Part of being a good friend, co-worker, or community member is knowing how to cooperate with others. This is not a skill necessary to be popular on the Internet. Many of the people I run into are argumentative, rude, and aggressive for no apparent reason. I heard it called keyboard courage. It comes from an apparent lack of social consequences. If you lose a friend due to your intolerable behavior, you can simply block him and never speak to him again. If you become blackballed in one group, you can simply create your own group or a new profile. Being rejected by someone you barely know doesn't nearly have the same consequences as having that same interaction in person. There's no social pressure to be nice to one another online, and because of this, it has become a magnet for social outcasts and assholes.
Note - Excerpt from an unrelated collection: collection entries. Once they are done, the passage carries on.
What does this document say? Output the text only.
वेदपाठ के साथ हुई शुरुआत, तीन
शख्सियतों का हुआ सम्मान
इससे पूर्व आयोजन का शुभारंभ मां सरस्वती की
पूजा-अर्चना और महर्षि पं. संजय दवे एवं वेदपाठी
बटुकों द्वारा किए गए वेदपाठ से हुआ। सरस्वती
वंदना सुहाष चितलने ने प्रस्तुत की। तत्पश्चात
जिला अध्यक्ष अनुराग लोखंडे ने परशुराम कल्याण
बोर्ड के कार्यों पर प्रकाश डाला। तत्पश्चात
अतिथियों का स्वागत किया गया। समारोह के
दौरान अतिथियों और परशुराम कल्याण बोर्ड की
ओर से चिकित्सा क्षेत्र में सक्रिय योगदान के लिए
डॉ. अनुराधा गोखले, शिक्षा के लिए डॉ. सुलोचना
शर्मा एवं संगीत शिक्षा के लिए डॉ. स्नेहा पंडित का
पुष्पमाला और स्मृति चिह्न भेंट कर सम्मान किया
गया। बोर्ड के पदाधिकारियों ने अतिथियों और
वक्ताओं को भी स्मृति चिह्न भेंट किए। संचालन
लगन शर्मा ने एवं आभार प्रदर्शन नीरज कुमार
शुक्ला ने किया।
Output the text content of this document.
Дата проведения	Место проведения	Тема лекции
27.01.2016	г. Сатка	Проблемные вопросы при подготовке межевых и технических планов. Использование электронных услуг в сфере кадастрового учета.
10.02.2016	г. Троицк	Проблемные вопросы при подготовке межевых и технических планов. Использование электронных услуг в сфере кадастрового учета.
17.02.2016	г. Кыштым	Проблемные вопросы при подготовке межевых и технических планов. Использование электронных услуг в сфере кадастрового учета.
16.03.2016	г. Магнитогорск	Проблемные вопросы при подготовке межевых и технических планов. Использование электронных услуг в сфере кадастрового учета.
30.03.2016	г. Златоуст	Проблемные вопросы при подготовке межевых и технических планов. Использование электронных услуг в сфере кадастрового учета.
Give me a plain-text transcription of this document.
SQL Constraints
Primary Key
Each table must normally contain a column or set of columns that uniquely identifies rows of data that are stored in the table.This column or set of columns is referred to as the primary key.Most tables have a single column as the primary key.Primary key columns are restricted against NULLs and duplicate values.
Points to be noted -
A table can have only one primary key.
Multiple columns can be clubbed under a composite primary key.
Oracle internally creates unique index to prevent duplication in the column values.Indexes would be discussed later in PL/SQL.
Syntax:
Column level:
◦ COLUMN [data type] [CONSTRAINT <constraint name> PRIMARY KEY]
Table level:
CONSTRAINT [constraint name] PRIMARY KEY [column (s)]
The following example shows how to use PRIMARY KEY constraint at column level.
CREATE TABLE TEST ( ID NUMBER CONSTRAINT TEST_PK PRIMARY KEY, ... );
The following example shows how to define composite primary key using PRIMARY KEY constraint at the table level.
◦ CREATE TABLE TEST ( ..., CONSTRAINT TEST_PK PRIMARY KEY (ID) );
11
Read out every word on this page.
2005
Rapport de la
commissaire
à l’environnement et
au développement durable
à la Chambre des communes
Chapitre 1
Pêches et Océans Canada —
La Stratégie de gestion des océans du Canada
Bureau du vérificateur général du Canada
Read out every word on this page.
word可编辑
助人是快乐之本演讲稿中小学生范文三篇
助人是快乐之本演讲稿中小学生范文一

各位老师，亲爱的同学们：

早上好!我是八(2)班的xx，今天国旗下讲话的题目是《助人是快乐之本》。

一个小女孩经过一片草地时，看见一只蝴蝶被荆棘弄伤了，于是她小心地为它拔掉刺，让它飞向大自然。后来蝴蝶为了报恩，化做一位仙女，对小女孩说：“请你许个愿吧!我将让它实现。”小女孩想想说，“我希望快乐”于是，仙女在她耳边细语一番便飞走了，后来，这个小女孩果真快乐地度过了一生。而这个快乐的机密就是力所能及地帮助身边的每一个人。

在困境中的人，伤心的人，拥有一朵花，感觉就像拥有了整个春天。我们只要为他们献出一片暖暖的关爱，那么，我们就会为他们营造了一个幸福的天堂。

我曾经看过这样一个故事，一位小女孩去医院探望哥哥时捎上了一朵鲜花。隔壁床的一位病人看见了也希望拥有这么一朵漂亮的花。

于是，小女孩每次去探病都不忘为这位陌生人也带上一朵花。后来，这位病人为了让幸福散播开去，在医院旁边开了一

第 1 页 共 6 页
I believe that some social media use is fine. It becomes problematic when we are lacking balance in our lives and are constantly checking our notifications to see what people are saying about us.  It seems like the energy that I'm putting into writing a comment could be going into the blog, but at the same time, what is the point of writing something no one will read? So I keep going with the social media even when people report your pictures on Instagram and Facebook it seems like it's worth it to me. We just have to delete the selfies and hope there are enough people left who can hold a conversation. And when I can take the time I will poke fun at the ridiculous ways people behave online.